The new Elston link will likely feature buffered or protected bike lanes. Plans for the site also call for some new green space, which would provide storm water mitigation, although nowhere near enough to make up for the vast amount of non-permeable surfaces created by the multiple parking lots. As required by a local ordinance, the developer would build a short stretch of river walk just east of Damen, which could potentially include a kayak launch and a water taxi station.

Waguespack said extending the river walk all the way to Fullerton would be contingent on the acquisition of the smaller land parcel to the east of the Vienna Beef property. He said that space would work well for an “REI-type” outdoor recreation gear store. There already is an REI store at 1466 North Halsted, two miles southeast. “We want a plan that will benefit the whole community,” the alderman said. “We want to find ways to capture that space and use it in ways that haven’t been done before.”

Screen Shot 2015-05-11 at 9.24.24 AM-thumb
Mid-America's proposal would cover most of the former Vienna Beef site with parking spaces.

The majority of those present at the small meeting were directly involved with the development.

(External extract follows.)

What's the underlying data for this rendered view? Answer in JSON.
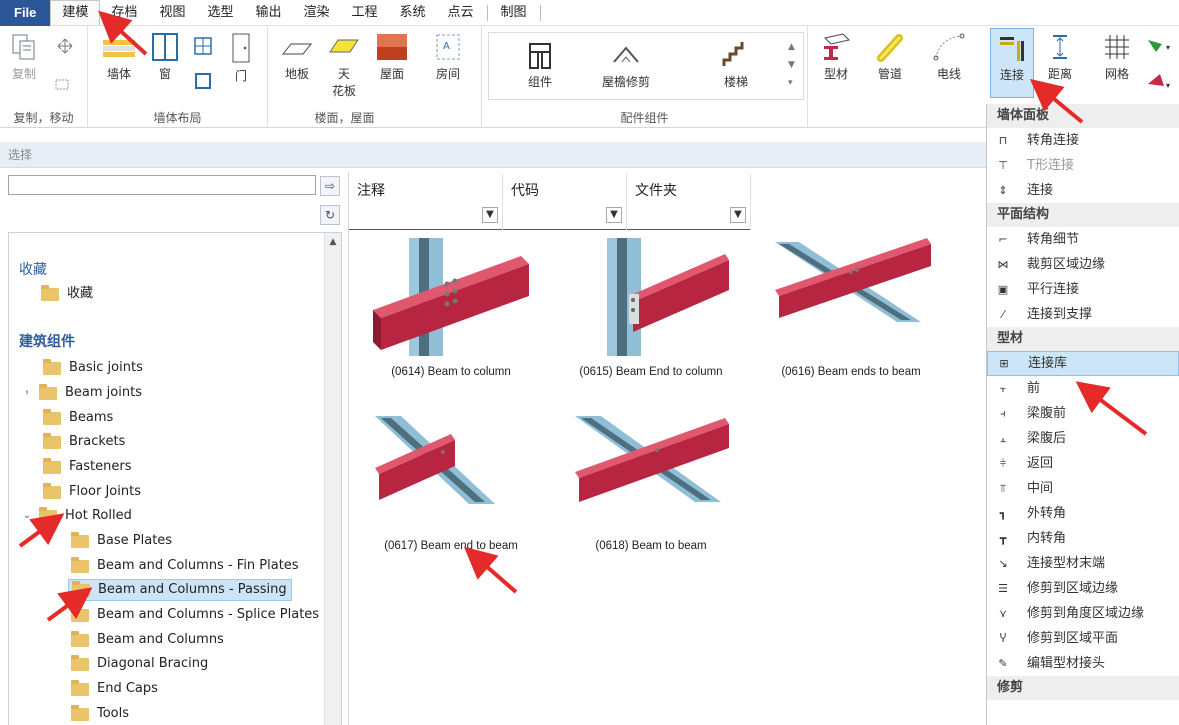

Andrew Koglin of OKW Architects and attorney Richard Klawiter from Mid-America's law firm DLA Piper presented the proposal. Vienna Beef co-presidents Jim and Jack Bodman were there, as well as representatives of Chick-fil-A, which plans to open a 4,000 square-foot restaurant at the southeast corner of the Vienna Beef site.

Some of the approximately ten citizens who showed up for the hearing grilled the presenters about the auto-centric plan during the Q & A session. “This is continuing a bad trend,” said nearby resident Steve Lipe, a member of the Bucktown Community Organization's Zoning and Planning Committee. “I think you’d get a lot of support for mixed-use [development] that includes retail. You’d get a lot of value.”

Lipe noted that it’s wasteful to cover centrally located riverfront land with low-slung buildings and hundreds of parking spaces. He challenged the developers to think more creatively, and deliver a higher-density plan that includes housing. “Why no residential [in the proposal]?” he asked. “That’s the highest benefit, and it’s low impact.”

Klawiter responded that he feels the number of car spaces is not excessive. “I don’t think [the redevelopment plan] is over-parked,” he said.

Linda O’Connell, another nearby resident, also expressed dismay at the amount of land squandered on surface parking. She suggested consolidating the spaces into an underground garage. Waguespack replied that underground parking probably wouldn't be feasible due to the site's proximity to the river.

The alderman argued that the development would likely yield a substantial increase in tax revenue and. He also noted that, since Vienna Beef’s 250 employees will be relocated to a new facility at 1800 West Pershing in Bridgeport, no local jobs will be lost.

Besides Chick-fil-A, no other retailers have signed on, but Mid-America anticipates that a grocery store will anchor the property, and there will be several other shops and restaurants. “We expect retailers to lease up shortly,” Klawiter said.

Construction to reroute Elston is scheduled to start in June, with most of the work wrapping up by spring of 2016. The developer is getting a late start on the planning and approval process for the shopping center and will need to play catch-up in order to start building by early 2016, Klawiter said.

Another community meeting on the Elston reconfiguration will take place on Wednesday, May 27. Details will soon be posted on the Ward 32 website.